That being said, there is caching in the file system layer that we
wouldn't get with LVM, but that may hinder more than help. There may be a
little more I/O involved with a file because not only would the VM be
managing the file system, the host would have to manage the meta-data for
the file. Not too much, I don't think, because the file based vm would be
more or less fixed in size.
- I can make snapshots of running systems with LVM2. Can't do it at all
with image files.
- I can easily resize LVM-backed file systems. Image files typically
require conversion and writing new image files.
- The DRBD driver works seamlessly with LVM2-backed domains. It doesn't
work at all with image files because image files aren't block devices.
- I can directly mount LVM2-backed file systems on the host assuming the
host knows how to read/write those file systems. Image files require
mucking around with loopback devices.
There are other conveniences but these are the ones that I typically
rely on with my Xen domains.
--
Rich P.
Agreed, but how significant? Not at all. You can easily see this - if you
create a file, and start doing benchmarks against it, using something like
iozone, bonnie, etc. Then you actually measure performance limited only by
the disk hardware in the system. All the extra filesystem overhead amounts
to something negligible.
Your main advantage, I think, is in the way you
create/delete/expand/shrink/interact with the device. When you use LVM, all
that stuff is clear and simple and difficult to destroy with a simple
type-o.

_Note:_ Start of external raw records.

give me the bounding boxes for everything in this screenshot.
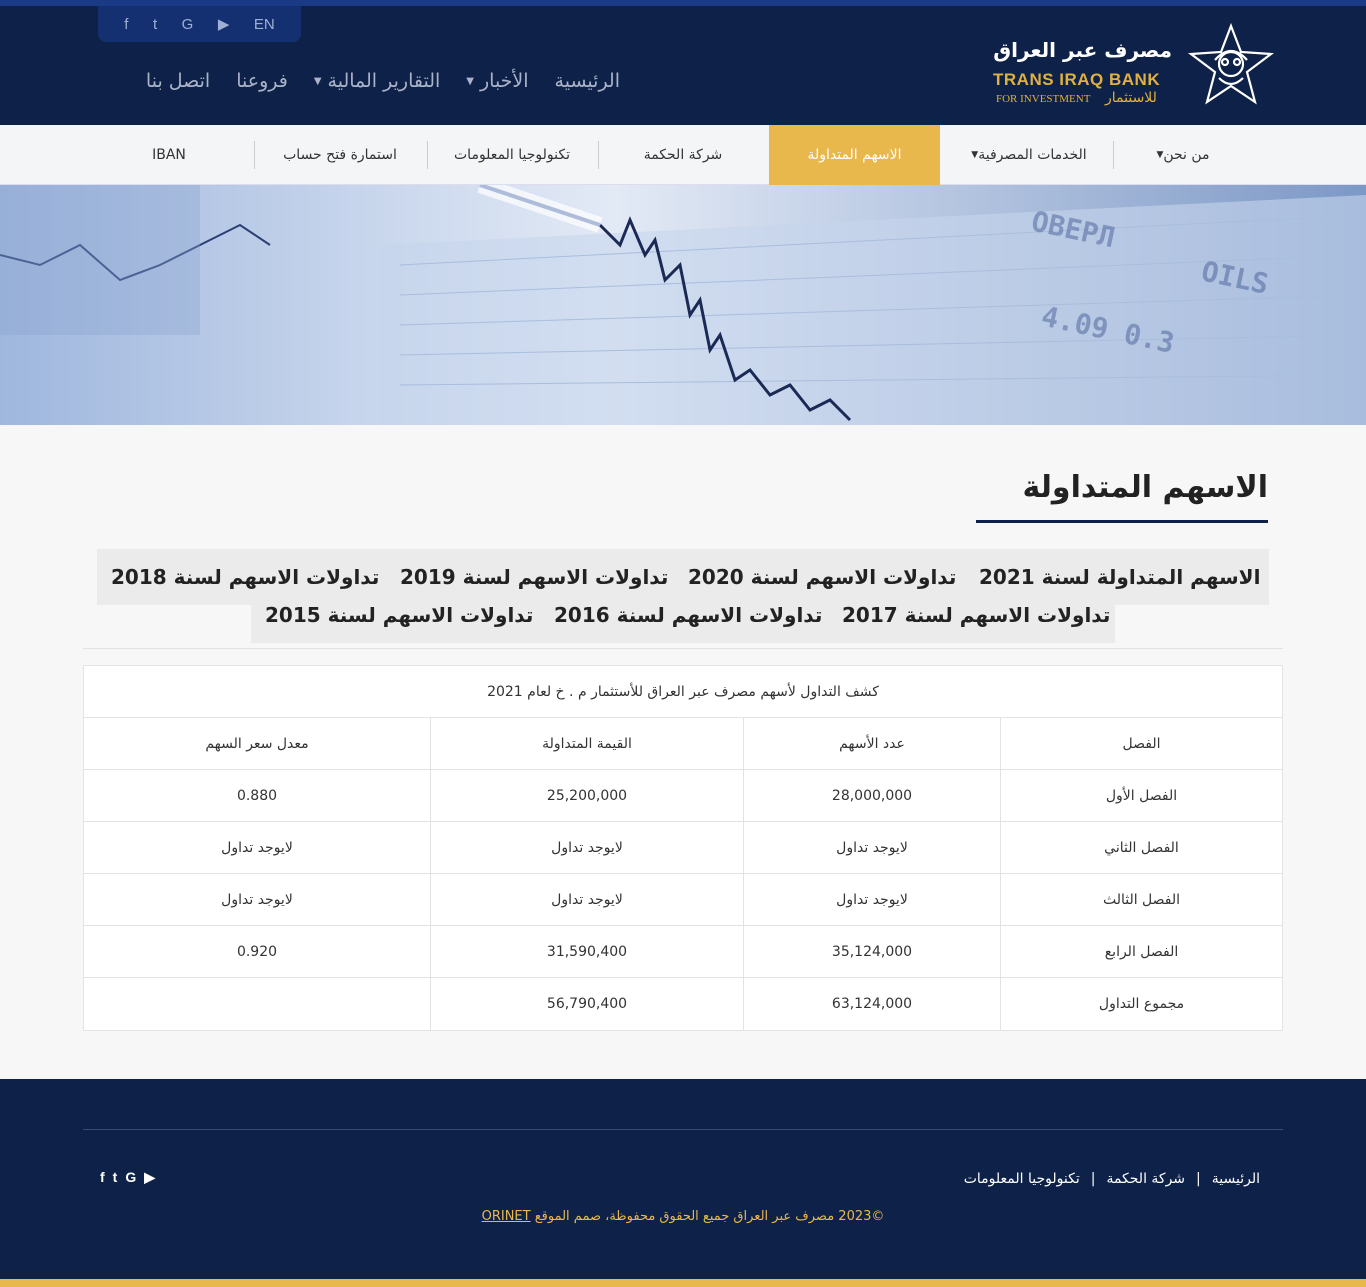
nav-divider (427, 141, 428, 169)
table-row: لايوجد تداول لايوجد تداول لايوجد تداول ا… (84, 822, 1282, 874)
logo-arabic-name: مصرف عبر العراق (993, 38, 1172, 62)
table-cell: الفصل الثالث (1000, 874, 1282, 925)
google-icon[interactable]: G (125, 1169, 136, 1186)
youtube-icon[interactable]: ▶ (144, 1169, 155, 1186)
tab-2021[interactable]: الاسهم المتداولة لسنة 2021 (979, 565, 1260, 589)
tab-2015[interactable]: تداولات الاسهم لسنة 2015 (265, 603, 533, 627)
footer-nav: الرئيسية | شركة الحكمة | تكنولوجيا المعل… (930, 1168, 1260, 1190)
footer-link-it[interactable]: تكنولوجيا المعلومات (964, 1171, 1080, 1187)
subnav-about[interactable]: ▼ من نحن (1115, 125, 1245, 185)
trading-table: كشف التداول لأسهم مصرف عبر العراق للأستث… (83, 665, 1283, 1031)
table-cell: مجموع التداول (1000, 978, 1282, 1030)
facebook-icon[interactable]: f (100, 1169, 105, 1186)
tabs-divider (83, 648, 1283, 649)
tab-2017[interactable]: تداولات الاسهم لسنة 2017 (842, 603, 1110, 627)
subnav-iban[interactable]: IBAN (84, 125, 254, 185)
secondary-nav: ▼ من نحن ▼ الخدمات المصرفية الاسهم المتداو… (0, 125, 1366, 185)
table-cell: الفصل الأول (1000, 770, 1282, 821)
subnav-hikma-company[interactable]: شركة الحكمة (598, 125, 768, 185)
table-cell: الفصل الثاني (1000, 822, 1282, 873)
nav-branches[interactable]: فروعنا (210, 70, 288, 100)
tab-2018[interactable]: تداولات الاسهم لسنة 2018 (111, 565, 379, 589)
site-header: f t G ▶ EN الرئيسية الأخبار ▼ التقارير ال… (0, 0, 1366, 125)
bank-logo[interactable]: مصرف عبر العراق TRANS IRAQ BANK FOR INVE… (985, 20, 1277, 116)
table-cell: 25,200,000 (430, 770, 743, 821)
header-share-count: عدد الأسهم (743, 718, 1000, 769)
table-cell: لايوجد تداول (430, 822, 743, 873)
table-header-row: معدل سعر السهم القيمة المتداولة عدد الأس… (84, 718, 1282, 770)
tab-2016[interactable]: تداولات الاسهم لسنة 2016 (554, 603, 822, 627)
table-cell: 56,790,400 (430, 978, 743, 1030)
stock-chart-illustration: ОВЕРЛ OILS 4.09 0.3 (0, 185, 1366, 425)
youtube-icon[interactable]: ▶ (218, 15, 230, 33)
footer-social: f t G ▶ (100, 1169, 190, 1186)
header-traded-value: القيمة المتداولة (430, 718, 743, 769)
logo-emblem-icon (1187, 22, 1275, 105)
subnav-account-form[interactable]: استمارة فتح حساب (255, 125, 425, 185)
table-row-total: 56,790,400 63,124,000 مجموع التداول (84, 978, 1282, 1030)
table-cell: لايوجد تداول (221, 891, 293, 908)
twitter-icon[interactable]: t (113, 1169, 118, 1186)
language-switch-en[interactable]: EN (254, 16, 275, 33)
chevron-down-icon: ▼ (1156, 150, 1164, 160)
table-caption: كشف التداول لأسهم مصرف عبر العراق للأستث… (84, 666, 1282, 718)
chevron-down-icon: ▼ (466, 76, 474, 87)
chevron-down-icon: ▼ (313, 76, 322, 87)
header-quarter: الفصل (1000, 718, 1282, 769)
subnav-traded-shares[interactable]: الاسهم المتداولة (769, 125, 940, 185)
logo-arabic-sub: للاستثمار (1105, 90, 1157, 106)
table-row: 0.920 31,590,400 35,124,000 الفصل الرابع (84, 926, 1282, 978)
nav-news[interactable]: الأخبار ▼ (440, 70, 528, 100)
table-cell: 0.920 (236, 943, 278, 960)
nav-contact[interactable]: اتصل بنا (120, 70, 210, 100)
table-cell: لايوجد تداول (430, 874, 743, 925)
chevron-down-icon: ▼ (971, 150, 979, 160)
copyright-text: ©2023 مصرف عبر العراق جميع الحقوق محفوظة… (534, 1209, 885, 1224)
table-cell: لايوجد تداول (743, 822, 1000, 873)
nav-divider (1113, 141, 1114, 169)
logo-english-name: TRANS IRAQ BANK (993, 70, 1161, 89)
social-bar: f t G ▶ EN (98, 6, 301, 42)
table-cell: 35,124,000 (743, 926, 1000, 977)
top-nav: الرئيسية الأخبار ▼ التقارير المالية ▼ فروع… (110, 70, 620, 100)
tab-2019[interactable]: تداولات الاسهم لسنة 2019 (400, 565, 668, 589)
nav-divider (598, 141, 599, 169)
facebook-icon[interactable]: f (124, 16, 128, 33)
table-cell: 31,590,400 (430, 926, 743, 977)
hero-banner-image: ОВЕРЛ OILS 4.09 0.3 (0, 185, 1366, 425)
table-cell: لايوجد تداول (221, 839, 293, 856)
footer-divider (83, 1129, 1283, 1130)
footer-separator: | (1090, 1171, 1096, 1187)
title-underline (976, 520, 1268, 523)
subnav-banking-services-label: الخدمات المصرفية (978, 147, 1087, 163)
nav-financial-reports-label: التقارير المالية (327, 70, 441, 92)
subnav-it[interactable]: تكنولوجيا المعلومات (427, 125, 597, 185)
table-cell: 28,000,000 (743, 770, 1000, 821)
table-cell: 63,124,000 (743, 978, 1000, 1030)
nav-divider (254, 141, 255, 169)
table-cell (84, 978, 430, 1030)
copyright: ©2023 مصرف عبر العراق جميع الحقوق محفوظة… (300, 1209, 1066, 1224)
table-row: لايوجد تداول لايوجد تداول لايوجد تداول ا… (84, 874, 1282, 926)
nav-financial-reports[interactable]: التقارير المالية ▼ (288, 70, 440, 100)
logo-english-sub: FOR INVESTMENT (996, 93, 1091, 105)
table-cell: الفصل الرابع (1000, 926, 1282, 977)
table-cell: 0.880 (236, 787, 278, 804)
nav-home[interactable]: الرئيسية (529, 70, 620, 100)
table-cell: لايوجد تداول (743, 874, 1000, 925)
footer-link-hikma[interactable]: شركة الحكمة (1106, 1171, 1185, 1187)
header-avg-price: معدل سعر السهم (205, 735, 309, 752)
footer-link-home[interactable]: الرئيسية (1212, 1171, 1260, 1187)
google-icon[interactable]: G (182, 16, 194, 33)
table-row: 0.880 25,200,000 28,000,000 الفصل الأول (84, 770, 1282, 822)
subnav-banking-services[interactable]: ▼ الخدمات المصرفية (940, 125, 1112, 185)
footer-separator: | (1196, 1171, 1201, 1187)
page-title: الاسهم المتداولة (1022, 470, 1268, 505)
site-footer: الرئيسية | شركة الحكمة | تكنولوجيا المعل… (0, 1079, 1366, 1287)
tab-2020[interactable]: تداولات الاسهم لسنة 2020 (688, 565, 956, 589)
twitter-icon[interactable]: t (153, 16, 157, 33)
nav-news-label: الأخبار (479, 70, 529, 92)
designer-link[interactable]: ORINET (482, 1209, 531, 1224)
subnav-about-label: من نحن (1163, 147, 1210, 163)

And with LVM, all that stuff is instant, or near-instant. But if
you are using a 30G file for the backend storage... You've got to wait for
the system to create a 30G file. Unless you create it sparsely, in which
case you're still going to wait for it - but the waiting will be spread out
and aggregate during runtime.
I see very little, if any, argument in favor of using the file. I suppose,
if you wanted to run your virtual head on some other machine, then you could
export your file via NFS instead of iscsi, and that gives you one extra
degree of freedom if you're using a file. Also, if you got something like a
snapshotting storage server, you could migrate your file over to that
server, and benefit by snapshots.
All in all, I don't see any huge compelling reasons for either one. Both
ways are fine, with small advantages in favor of each one, for specific
circumstances.
Think about it like this:
On reads: The guest OS will read some file. If it's a partial file, or
it's fragmented, then the guest OS is smart enough to know how much to
readahead, and which sectors. Unfortunately, the host OS doesn't know any
of that, and the host OS might be doing readahead for useless sectors. But
the host OS is only going to do readahead when/if the disks were otherwise
going to be idle. So there's no benefit and no harm, regardless of whether
you have LVM or file backing.
On async writes: The guest OS will be buffering these anyway. The guest OS
writes them to "disk." The host OS now buffers them. They're queued up and
going to disk, in the background, everything is smooth. No benefit and no
harm either way, whether you have LVM or file backing.
On sync writes: The guest OS writes something to "disk" and issues the
flush command to the "device." The host OS then interprets this, and issues
the actual flush command to the actual device. It returns exactly the same
as the guest would have thought. No benefit and no harm either way, whether
you have LVM or file backing.
I say it's neutral either way.
There are definitely a list of pros and cons. It's interesting to see
what other people think. So far, I think the "pros" go to LVM.